O tipo de inadimplência que afeta os
brasileiros neste momento está diretamente relacionado ao aumento da
bancarização. De acordo com dados do Banco Central, havia em junho de 2018,
Bolsonaro em campanha, 77,2 milhões de clientes pessoas físicas, ou o
equivalente a 47% da população adulta. Em dezembro de 2023, já com Lula
presidente, havia 152 milhões de clientes, ou o correspondente a 88% dos
adultos. Segundo a autoridade monetária, cerca de 75% dessa base de
correntistas tinham há dois anos e meio operações de crédito.
O resultado, segundo o relatório da LCA, é
que o perfil da inadimplência se transforma. A fatia da insolvência financeira
passou de 37% para 47% entre 2018 e 2025. A parcela não financeira (contas de
serviço não pagas, por exemplo), reduziu de 63% para 53%.
O grande nó, em um círculo vicioso, é o do
cartão de crédito.

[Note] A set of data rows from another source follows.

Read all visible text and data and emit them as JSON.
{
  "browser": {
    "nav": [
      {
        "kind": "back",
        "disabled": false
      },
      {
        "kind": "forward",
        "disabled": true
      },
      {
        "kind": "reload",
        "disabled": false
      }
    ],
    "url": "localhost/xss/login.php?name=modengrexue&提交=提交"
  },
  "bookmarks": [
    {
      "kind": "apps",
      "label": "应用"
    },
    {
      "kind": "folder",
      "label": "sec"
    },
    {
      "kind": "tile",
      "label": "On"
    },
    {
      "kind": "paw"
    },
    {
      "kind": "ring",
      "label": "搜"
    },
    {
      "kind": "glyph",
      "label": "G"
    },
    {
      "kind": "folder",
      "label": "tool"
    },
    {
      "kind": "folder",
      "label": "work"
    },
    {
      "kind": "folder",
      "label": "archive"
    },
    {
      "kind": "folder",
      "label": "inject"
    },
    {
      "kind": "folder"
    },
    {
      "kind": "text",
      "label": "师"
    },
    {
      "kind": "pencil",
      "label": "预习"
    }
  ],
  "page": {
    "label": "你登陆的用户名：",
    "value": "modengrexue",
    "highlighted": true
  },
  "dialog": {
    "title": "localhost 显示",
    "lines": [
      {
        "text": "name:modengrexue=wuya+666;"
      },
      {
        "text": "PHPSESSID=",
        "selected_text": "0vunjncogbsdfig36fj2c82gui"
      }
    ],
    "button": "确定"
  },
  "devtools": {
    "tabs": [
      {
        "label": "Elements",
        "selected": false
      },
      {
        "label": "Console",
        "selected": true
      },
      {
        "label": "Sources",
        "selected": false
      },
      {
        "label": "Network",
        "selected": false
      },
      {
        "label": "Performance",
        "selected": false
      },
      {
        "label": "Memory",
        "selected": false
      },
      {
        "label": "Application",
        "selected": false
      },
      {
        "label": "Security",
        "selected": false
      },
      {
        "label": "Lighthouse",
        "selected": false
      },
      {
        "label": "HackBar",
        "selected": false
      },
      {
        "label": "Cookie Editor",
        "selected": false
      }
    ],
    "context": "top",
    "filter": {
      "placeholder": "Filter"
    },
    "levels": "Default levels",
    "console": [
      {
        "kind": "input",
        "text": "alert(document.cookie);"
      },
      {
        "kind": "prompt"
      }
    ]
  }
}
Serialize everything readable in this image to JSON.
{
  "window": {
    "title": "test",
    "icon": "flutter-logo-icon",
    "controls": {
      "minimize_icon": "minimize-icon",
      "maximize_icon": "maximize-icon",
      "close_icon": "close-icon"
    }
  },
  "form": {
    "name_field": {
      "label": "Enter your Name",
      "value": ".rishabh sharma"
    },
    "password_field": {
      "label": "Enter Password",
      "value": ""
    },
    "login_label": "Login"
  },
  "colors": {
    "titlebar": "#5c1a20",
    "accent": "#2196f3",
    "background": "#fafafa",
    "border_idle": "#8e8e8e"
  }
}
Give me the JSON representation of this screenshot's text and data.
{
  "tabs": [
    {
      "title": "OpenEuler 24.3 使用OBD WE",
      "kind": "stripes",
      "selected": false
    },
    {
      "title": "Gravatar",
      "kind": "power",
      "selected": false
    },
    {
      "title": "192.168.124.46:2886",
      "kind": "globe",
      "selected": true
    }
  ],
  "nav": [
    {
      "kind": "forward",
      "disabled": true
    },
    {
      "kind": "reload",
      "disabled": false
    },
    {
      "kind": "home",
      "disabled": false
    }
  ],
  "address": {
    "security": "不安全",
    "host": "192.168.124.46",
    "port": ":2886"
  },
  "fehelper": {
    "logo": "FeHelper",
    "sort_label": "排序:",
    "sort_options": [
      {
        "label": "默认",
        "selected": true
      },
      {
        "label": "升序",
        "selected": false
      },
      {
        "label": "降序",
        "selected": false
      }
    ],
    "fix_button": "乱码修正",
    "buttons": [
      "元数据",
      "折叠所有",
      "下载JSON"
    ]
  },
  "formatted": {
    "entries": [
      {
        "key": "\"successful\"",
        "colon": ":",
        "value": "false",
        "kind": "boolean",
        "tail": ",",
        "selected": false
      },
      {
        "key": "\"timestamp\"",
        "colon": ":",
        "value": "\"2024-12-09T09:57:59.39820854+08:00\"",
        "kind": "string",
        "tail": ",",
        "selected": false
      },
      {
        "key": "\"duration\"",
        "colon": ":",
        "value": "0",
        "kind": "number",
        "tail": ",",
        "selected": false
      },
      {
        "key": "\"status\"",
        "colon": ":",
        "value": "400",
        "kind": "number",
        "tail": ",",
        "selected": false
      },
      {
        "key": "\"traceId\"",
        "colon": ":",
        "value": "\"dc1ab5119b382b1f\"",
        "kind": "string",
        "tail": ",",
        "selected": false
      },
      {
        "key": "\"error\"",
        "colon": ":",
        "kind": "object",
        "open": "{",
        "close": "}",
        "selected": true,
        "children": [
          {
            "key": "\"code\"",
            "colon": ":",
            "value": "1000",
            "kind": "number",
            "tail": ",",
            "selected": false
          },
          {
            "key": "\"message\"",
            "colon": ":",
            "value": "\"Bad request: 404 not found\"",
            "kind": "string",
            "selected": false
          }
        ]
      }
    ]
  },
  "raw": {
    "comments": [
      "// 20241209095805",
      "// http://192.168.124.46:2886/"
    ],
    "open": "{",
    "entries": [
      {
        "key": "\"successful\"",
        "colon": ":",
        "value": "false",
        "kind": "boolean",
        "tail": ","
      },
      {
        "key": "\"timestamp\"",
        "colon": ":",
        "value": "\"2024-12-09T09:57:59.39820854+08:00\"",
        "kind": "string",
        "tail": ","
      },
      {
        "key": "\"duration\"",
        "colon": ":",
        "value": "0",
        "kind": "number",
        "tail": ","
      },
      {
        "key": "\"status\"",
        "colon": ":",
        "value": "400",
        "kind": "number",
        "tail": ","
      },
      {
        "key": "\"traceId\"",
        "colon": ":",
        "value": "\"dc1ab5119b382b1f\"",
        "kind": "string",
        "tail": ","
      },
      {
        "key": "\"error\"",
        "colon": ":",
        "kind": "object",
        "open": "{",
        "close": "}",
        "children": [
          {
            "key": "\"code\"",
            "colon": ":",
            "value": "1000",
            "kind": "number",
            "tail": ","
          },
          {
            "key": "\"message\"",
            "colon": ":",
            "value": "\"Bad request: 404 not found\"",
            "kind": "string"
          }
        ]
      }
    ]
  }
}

A inadimplência sobre o total de carteira é absurdamente
alta, sobretudo na modalidade do rotativo, em parte porque os juros estão em um
patamar acima de 400% anual há mais de dez anos.
Essa bolha que sustenta o consumo no Brasil
remove de quem está encalacrado com o pagamento de juros qualquer sensação de
bem-estar com a economia. Supera a inflação como régua para medir o humor do
eleitorado.
A pesquisa Genial/Quaest demonstra isso. A
sensação de piora da economia é mais elevada na faixa que ganha entre 2 e 5
salários mínimos (53%) e acima de 5 salários mínimos (55%) e menor entre os que
ganham menos de 2 salários mínimos (40%). Todas essas faixas, contudo, percebem
de forma similar que o preço dos alimentos subiu no último mês: de 56% para 73%
na faixa mais baixa, de 59% para 73% na intermediária e de 60% para 72% na mais
alta.
É uma crise de percepção com fundamento
inferido pela análise dos dados, mas não admitida pelo eleitorado. Como
comentou Eric Brasil, diretor da LCA, as famílias não se consideram endividadas
enquanto estão adimplentes. De acordo com a Genial/Quaest, 43% dos pesquisados
disseram ter “poucas dívidas”, 29% afirmaram ter muitas e 28% disseram não
tê-las. Mas pagamento de juros já representa 10,4% da renda familiar e a
inadimplência da pessoa física em relação ao total do crédito do Sistema
Financeiro Nacional saltou de 3,5% para 5% entre dezembro de 2019 e dezembro de
2025.
Diante desse problema o governo irá agir e a
ação governamental irá provocar um embate no Congresso. O estudo da LCA citado
nessa coluna teve um propósito político. Ele foi apresentado em Brasília
durante um evento promovido por defensores da indústria das bets no Brasil.
Busca convencer a audiência de que o vício em apostas digitais teria pouco peso
no agravamento do problema de endividamento. Trata-se de uma vacina para o que
está para vir, porque não é essa a visão do governo.
O novo ministro da Secretaria de Relações Institucionais, José Guimarães, disse a jornalistas na quinta-feira (16) o seguinte: “Vi dados que a pessoa, por exemplo, negocia sua dívida e vai lá para gastar [em bets], é um negócio impressionante”. Ele afirmou que o governo prepara “um conjunto de medidas que será anunciado logo, logo” para conter o endividamento, e as bets serão um alvo.